Looking at our employee survey data from the last 5 years we see some interesting trends. More employees tell us that management makes an effort to get input, ideas, and opinions from employees and management takes action on employee ideas and opinions*. These results are encouraging and show real progress.
In today’s VUCA world, effective communication is a critical element of building a strong and sustainable culture. Technology improvements can help to enhance your communication practices and build engagement. However, it is important to use them correctly and understand which tools will work for which purposes. Here are some suggestions:
- Helping employees feel heard and stay informed: continuous listening vehicles such as frequent pulse survey technologies can play a role. Message boards and social media style internal communication applications can help keep employees up to date.
- Clarifying expectations: any piece of technology that provides more transparency and access to information can play a role here. Collaboration tools, project management software, and other applications offering quick and instant dialogue, such as instant messaging, can also be helpful.
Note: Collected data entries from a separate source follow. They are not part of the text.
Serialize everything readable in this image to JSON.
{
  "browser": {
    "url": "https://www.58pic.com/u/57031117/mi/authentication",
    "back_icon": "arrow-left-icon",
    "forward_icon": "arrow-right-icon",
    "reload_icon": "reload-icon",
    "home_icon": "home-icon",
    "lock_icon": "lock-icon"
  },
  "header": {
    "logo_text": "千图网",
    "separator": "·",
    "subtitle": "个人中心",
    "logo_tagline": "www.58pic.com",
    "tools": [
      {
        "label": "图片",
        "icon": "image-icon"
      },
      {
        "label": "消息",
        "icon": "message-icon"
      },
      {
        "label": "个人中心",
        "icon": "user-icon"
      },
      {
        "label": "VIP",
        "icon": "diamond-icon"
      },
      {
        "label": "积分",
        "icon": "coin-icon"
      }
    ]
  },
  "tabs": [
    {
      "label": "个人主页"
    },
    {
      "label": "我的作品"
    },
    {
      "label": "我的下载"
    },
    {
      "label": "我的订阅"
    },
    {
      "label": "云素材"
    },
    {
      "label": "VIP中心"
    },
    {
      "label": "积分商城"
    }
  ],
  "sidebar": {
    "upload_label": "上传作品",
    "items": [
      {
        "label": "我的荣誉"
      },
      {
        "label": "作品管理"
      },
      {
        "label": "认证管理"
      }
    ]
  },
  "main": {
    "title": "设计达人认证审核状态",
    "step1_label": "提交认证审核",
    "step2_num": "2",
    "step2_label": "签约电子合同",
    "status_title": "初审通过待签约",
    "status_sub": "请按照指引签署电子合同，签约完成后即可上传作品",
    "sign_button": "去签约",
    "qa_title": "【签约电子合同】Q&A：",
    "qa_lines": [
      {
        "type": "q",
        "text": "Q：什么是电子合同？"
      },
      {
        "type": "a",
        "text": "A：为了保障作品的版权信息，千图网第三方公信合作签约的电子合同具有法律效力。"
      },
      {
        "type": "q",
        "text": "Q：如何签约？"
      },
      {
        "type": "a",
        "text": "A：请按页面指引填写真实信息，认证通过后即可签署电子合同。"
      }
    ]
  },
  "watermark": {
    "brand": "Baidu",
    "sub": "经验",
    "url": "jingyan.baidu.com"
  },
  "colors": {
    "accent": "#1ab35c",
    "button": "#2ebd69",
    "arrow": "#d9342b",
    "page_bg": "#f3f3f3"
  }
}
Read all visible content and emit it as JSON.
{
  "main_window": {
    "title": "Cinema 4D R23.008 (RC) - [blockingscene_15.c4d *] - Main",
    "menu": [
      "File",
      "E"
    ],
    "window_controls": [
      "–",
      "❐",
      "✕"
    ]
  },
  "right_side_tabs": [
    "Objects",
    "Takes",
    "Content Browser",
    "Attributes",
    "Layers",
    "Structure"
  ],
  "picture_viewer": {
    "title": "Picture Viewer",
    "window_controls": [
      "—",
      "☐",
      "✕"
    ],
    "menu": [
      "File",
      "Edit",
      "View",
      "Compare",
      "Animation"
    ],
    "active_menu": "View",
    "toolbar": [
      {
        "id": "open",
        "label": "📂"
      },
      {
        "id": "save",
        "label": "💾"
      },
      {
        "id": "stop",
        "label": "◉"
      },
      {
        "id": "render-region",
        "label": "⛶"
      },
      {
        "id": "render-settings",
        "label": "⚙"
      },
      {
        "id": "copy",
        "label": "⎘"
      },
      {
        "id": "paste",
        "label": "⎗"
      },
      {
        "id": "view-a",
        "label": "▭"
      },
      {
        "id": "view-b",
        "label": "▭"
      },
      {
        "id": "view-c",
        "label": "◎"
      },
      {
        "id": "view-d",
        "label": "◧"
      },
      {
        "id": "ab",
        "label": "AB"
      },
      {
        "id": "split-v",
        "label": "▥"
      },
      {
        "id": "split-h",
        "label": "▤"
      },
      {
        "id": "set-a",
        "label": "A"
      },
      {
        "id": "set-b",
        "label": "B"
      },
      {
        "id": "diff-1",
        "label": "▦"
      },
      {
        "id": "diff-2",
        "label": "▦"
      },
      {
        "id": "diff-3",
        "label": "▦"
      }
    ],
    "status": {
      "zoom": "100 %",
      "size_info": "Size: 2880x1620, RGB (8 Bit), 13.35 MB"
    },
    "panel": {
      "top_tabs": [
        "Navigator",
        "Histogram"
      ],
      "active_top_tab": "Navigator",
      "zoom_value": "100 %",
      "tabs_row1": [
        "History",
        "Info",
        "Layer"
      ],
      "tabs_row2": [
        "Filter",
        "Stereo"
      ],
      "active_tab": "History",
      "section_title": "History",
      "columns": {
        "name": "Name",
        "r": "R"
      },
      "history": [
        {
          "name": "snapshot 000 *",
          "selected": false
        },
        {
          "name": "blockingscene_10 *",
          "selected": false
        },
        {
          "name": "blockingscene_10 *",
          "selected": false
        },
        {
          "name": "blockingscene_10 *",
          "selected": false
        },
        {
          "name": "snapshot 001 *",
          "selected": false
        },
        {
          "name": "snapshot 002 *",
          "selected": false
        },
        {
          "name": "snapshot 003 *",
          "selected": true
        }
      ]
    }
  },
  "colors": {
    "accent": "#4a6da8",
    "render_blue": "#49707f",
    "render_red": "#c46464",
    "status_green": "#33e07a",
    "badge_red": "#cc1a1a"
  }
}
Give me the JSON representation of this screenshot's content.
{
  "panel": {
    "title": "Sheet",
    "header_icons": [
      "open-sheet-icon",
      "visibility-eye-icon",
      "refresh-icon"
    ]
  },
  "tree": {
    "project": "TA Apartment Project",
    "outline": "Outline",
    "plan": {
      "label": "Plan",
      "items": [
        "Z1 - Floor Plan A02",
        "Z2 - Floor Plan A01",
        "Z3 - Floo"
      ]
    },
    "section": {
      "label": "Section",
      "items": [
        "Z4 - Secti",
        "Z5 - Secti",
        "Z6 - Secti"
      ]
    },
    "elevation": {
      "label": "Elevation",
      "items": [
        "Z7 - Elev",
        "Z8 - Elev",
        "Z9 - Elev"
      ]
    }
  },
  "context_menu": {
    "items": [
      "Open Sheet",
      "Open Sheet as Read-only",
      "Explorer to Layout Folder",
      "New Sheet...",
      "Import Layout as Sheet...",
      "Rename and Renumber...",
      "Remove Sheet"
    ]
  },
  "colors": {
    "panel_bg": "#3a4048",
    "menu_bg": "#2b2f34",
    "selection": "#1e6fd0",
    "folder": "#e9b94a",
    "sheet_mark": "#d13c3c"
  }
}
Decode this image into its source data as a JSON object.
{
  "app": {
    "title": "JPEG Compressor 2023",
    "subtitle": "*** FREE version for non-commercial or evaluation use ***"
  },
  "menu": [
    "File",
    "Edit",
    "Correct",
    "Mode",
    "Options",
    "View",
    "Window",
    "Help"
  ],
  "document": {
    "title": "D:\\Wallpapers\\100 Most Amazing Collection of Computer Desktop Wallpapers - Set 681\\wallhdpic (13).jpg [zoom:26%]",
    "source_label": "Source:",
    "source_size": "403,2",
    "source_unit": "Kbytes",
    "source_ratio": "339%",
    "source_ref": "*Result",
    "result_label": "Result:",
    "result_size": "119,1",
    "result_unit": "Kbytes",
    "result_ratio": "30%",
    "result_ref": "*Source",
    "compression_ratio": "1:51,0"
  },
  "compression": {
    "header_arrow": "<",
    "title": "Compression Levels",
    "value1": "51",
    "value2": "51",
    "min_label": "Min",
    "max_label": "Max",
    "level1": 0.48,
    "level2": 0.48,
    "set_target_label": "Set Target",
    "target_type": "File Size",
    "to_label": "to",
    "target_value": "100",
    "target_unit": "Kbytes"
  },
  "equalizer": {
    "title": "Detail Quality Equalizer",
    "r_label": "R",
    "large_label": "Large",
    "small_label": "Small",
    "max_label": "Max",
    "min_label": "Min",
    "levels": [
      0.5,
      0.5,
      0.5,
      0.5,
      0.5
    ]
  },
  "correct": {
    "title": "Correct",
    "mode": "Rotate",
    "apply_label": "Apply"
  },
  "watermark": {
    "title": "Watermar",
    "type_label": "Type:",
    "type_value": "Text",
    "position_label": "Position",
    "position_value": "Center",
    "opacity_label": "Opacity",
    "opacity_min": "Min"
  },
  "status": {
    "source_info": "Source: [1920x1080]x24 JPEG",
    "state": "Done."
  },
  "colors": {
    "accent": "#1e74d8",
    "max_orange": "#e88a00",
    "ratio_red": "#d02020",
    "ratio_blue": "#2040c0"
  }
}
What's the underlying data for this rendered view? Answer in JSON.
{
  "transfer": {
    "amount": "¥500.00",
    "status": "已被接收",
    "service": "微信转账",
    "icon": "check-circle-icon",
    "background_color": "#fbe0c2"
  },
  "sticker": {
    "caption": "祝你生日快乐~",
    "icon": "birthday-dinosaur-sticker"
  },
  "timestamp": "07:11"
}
- Mutual understanding and connection: this requires an active 2-way exchange between two or more parties. While in person or phone communication is still the tried and true approach here; video chat, live collaboration applications, virtual meeting tools can also be quite useful.
- Active problem solving: when individuals are able to interact live and real-time, they are better at tackling tough problems. People can build on the ideas of others, throw out hypotheses around root cause and debate the best course of action. Technology plays a major role in terms allowing this to take place when everyone is not in the same room. There are also other forms of “in-meeting” technologies that can enhance brainstorming, instantly poll your team on potential solutions, or enable solution design to take place as a group.
So, evidence suggests that technology is playing a role in improving dialogue between employees and management. However, it is important to remember it is not going to be a magic solution to driving engagement and productivity. Technology is what we make of it and it should be used to enhance live communication between managers and employees and not replace it.
*Sirota’s normative database contains approximately 1 million employee responses per year across a variety of organization types.